The ingredients are easily available locally, but my only recommendation is when you have removed the fish upon its finish, to continue to cook the sauce down and reduce it to a more flavorful, intense sauce. This might take another five minutes or so but it makes a difference.

Daily Yogurt News

OK, I’m betting most of you don’t really give a damn, but I was curious as to the costs of making my homemade yogurt vis a vis buying the stuff made locally which, in most cases, is from the Swiss manufacturer Nestlé.


Their 500g container is usually ₽125 (US$2.50) whereas when I buy local milk, I pay about ₽77 per liter 3l = ₽231 (US$4.60) but this has advantages as it provides roughly 1500g of yogurt…3x as much for a little over half the price of store bought.

Yay. Not only are you getting more self-reliant, you are getting the cleanest, best, most naturally made product ever, you are improving your daily intestinal health and your immune system…besides saving moolah.

OK, you can go back to your surfing dog videos. I don’t mind.

Eggplant Stew By All Sorts Of Names


In the Mediterranean, eggplant is popular all over and is usually served in all manners, but when it comes to the standard stew, it’s called Caponata in Sicily, Ciambotta in southern Italy, Ratatouille in Southern France, and in Spain its Escalivada.IMG_5278

But depending on the culinary origin, it can be lightly sweet in Sicily with the addition of sugar or raisins, smoky in Spain as the vegetables are usually grilled, and so forth.
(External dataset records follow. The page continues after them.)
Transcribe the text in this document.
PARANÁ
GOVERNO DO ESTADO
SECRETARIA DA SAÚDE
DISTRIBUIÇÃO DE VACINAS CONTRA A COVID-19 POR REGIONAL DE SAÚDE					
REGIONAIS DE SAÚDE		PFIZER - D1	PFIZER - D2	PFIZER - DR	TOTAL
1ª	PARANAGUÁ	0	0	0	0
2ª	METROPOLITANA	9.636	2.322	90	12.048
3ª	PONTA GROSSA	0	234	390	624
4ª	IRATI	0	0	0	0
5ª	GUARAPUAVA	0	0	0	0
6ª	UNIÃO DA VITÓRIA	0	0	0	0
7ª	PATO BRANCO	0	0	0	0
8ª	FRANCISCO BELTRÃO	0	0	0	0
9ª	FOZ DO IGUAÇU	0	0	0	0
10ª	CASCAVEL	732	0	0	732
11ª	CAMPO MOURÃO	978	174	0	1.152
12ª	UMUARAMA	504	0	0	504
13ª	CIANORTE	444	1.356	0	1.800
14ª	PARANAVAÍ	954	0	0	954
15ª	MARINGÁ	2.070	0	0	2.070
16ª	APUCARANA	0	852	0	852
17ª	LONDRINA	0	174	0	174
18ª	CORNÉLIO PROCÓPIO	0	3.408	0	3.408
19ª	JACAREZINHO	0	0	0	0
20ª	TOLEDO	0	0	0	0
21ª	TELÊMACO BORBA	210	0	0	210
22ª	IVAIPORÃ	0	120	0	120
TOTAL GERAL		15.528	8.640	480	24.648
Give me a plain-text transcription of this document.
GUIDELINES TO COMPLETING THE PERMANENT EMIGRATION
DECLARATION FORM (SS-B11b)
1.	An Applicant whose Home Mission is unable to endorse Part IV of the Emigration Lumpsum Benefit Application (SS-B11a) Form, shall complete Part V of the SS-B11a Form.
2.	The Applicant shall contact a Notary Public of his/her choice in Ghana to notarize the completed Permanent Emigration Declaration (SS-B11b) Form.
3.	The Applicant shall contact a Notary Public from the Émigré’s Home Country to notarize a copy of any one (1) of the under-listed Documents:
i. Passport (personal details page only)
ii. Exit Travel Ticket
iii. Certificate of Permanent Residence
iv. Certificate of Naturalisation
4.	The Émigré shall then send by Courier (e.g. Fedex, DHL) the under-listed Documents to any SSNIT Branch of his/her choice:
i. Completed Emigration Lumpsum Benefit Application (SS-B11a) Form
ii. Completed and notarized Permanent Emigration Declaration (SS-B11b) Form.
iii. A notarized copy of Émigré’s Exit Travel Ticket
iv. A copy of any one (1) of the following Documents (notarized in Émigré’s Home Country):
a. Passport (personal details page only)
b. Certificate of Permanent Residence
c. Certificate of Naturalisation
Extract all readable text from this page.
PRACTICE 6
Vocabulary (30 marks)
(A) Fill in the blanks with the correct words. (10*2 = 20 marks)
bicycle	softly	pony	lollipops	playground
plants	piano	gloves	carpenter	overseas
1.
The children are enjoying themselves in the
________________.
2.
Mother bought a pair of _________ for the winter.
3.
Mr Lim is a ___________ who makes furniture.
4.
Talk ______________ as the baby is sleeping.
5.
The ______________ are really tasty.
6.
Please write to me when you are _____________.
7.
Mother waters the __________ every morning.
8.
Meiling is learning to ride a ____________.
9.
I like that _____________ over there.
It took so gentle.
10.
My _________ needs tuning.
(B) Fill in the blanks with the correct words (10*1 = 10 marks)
In essence, one starts with eggplant and adds summer vegetables like onion, tomato, zucchini and bell peppers as the mood strikes.

This particular dish is most Sicilian with its slight addition of sugar (a simple teaspoon) which, to my tastebuds, balanced out the slight bitterness of the eggplant. Had I some raisins, they would have been a nice extra touch to toss in. It holds up well for a couple of days in the ref, can be served hot or at room temperature, and accompanies most any protein dish you can imagine with a slight edge towards grilled meats.